As Floyd Lewis explained at your February meeting, almost all of the local authorities and administrative agencies that were required to submit reports have done so. The result is a lot of reports—approximately 700 if I’m not mistaken. However, the sheer number of reports isn’t the main problem. As Mr. Lewis also explained, the reports vary widely in format, and—in many instances—in the reliability and helpfulness of the information they provide.

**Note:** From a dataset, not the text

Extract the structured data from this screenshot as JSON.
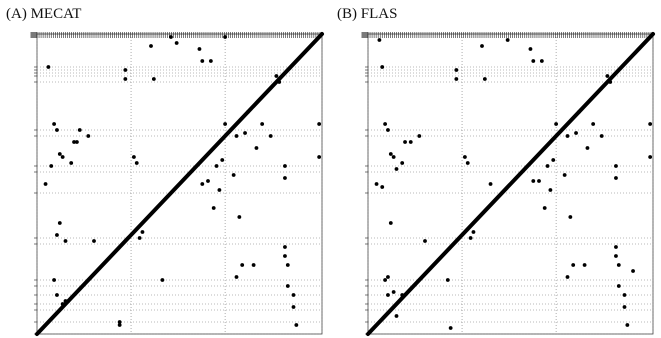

For the record, the John Locke Foundation has also reviewed those reports, and we concur with Mr. Lewis’s analysis. Given the current state of the crime reports, we don’t think it’s feasible for the Commission to make a final determination about whether any existing ordinance or regulatory crimes should be replaced with new statutory crimes

Rather than reformatting the submissions or extending the deadline, Guze recommended taking an entirely different approach:

In my view, the most constructive way forward would be for the Commission to recommend that the General Assembly relieve the Commission of its responsibility for determining whether any conduct currently criminalized by ordinance or regulation should be replaced by a generally applicable state law, and, instead, assign that task to a group of experts with the time and resources to carry it out properly. Given everything I’ve said up to now, you won’t be surprised to learn that I think the ideal group to undertake that task would be a criminal law recodification commission like the one recommended by Professor Smith…

For those of you who don’t know, Jessie is the W. R. Kenan Jr. Distinguished Professor of Public Law and Government at the University of North Carolina School of Government, and she is, unquestionably, the leading expert on the criminal law in North Carolina. In 2017, she released a report explaining how the multi-faceted problem described above could be solved through a systematic process of recodification. Her report was well-received by legislators from both parties; so much so that, near the end of the 2017 session, legislation was introduced to create a recodification commission along the lines she had recommended. The bill didn’t come to a vote, but it came surprisingly close, despite being a new initiative introduced late in the session.